A cirurgia minimamente invasiva por via laparoscópica ganhou popularidade e tornou-se o método padrão de abordagem de diversos procedimentos cirúrgicos.(10) Entretanto, seu emprego para o tratamento do câncer gástrico (CG) sempre trouxe dúvidas sobre a possibilidade de se realizar adequadamente a complexa linfadenectomia envolvida nesses procedimentos.(2) Como ocorre em toda incorporação de uma nova tecnologia na cirurgia, os relatos iniciais de seu emprego envolviam apenas série de casos retrospectivas de pacientes selecionados. Esse grande viés de seleção dos pacientes sempre levou ao questionamento da real efetividade do método e sua capacidade de generalização.

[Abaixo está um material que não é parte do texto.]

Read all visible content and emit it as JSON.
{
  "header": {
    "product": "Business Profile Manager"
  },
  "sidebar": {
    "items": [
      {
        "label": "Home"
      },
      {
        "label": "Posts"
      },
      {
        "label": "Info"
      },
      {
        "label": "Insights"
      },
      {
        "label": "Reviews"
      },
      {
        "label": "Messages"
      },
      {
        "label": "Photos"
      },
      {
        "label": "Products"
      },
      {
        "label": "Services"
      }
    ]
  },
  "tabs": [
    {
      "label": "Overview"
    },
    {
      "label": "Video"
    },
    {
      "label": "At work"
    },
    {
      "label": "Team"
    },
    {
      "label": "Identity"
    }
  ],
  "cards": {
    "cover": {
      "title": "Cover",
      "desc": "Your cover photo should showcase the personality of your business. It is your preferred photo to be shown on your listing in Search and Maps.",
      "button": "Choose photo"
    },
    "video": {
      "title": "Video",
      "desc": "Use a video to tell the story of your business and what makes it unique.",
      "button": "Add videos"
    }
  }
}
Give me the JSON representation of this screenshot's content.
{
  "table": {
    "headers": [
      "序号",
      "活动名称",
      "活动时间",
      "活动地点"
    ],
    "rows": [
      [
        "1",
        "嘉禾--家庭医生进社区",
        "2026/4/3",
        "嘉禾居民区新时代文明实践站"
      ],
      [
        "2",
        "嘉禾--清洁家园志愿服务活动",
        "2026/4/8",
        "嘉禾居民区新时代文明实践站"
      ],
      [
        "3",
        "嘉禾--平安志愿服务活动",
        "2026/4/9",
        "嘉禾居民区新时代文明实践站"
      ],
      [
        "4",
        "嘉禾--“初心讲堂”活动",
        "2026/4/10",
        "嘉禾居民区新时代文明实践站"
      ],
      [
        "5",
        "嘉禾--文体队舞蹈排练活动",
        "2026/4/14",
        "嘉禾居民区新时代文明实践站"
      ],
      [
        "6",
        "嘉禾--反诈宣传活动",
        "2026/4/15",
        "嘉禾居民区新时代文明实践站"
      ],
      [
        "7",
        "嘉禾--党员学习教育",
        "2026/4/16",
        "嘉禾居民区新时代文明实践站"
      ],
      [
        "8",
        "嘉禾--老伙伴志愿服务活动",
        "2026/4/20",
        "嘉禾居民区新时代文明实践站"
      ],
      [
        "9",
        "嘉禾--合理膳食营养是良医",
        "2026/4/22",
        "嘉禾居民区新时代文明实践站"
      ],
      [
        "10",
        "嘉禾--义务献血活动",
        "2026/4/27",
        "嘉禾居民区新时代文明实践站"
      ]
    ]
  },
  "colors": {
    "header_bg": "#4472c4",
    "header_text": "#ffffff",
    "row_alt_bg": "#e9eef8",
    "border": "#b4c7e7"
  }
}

Apesar dessa inegável limitação dos estudos iniciais, os resultados preliminares de outros centros, assim como nossa própria experiência, nos mostravam que a abordagem laparoscópica dos tumores gástricos era factível.(3) As vantagens já descritas do método laparoscópico, como menor dor pós-operatória, recuperação e alta mais precoces, eram mantidas. O tempo cirúrgico era mais prolongado; porém, o dado mais importante desses estudos iniciais foi a certeza que as complicações pós-operatórias eram equivalentes e os parâmetros oncológicos cirúrgicos precoces, como número de linfonodos e margens cirúrgicas, não se alteravam. Esses resultados nos encorajaram já em 2016 a questionar se não estava no momento de uma mudança de paradigma da laparotomia convencional para a laparoscópica minimamente invasiva.(1) Talvez, naquele momento nos apoiávamos em evidências não ideais e retrospectivas dando a impressão que aquilo poderia ser um “wishful thinking”. Entretanto, os resultados apresentados nos anos seguintes de grandes estudos prospectivos randomizados acabaram por confirmar nossa impressão inicial.
Sem dúvida um grande número de estudos foi publicado sobre o assunto nos últimos anos. A análise crítica deles é importante e detalhes não devem ser confundidos para que conclusões equivocadas não sejam realizadas. Alguns pontos devem sempre ser considerados na análise desses estudos do emprego da cirurgia minimamente invasiva no CG: 1) Que tipo de tumor foi avaliado precoce ou avançado? 2) A ressecção cirúrgica foi distal ou total? 3) O estudo foi prospectivo randomizado ou os casos foram selecionados? 4) Os desfechos analisados são precoces relacionados às complicações cirúrgicas ou oncológicos em longo prazo? 5) O estudo foi de superioridade ou de não inferioridade? 6) Os dados reproduzem a realidade da minha prática?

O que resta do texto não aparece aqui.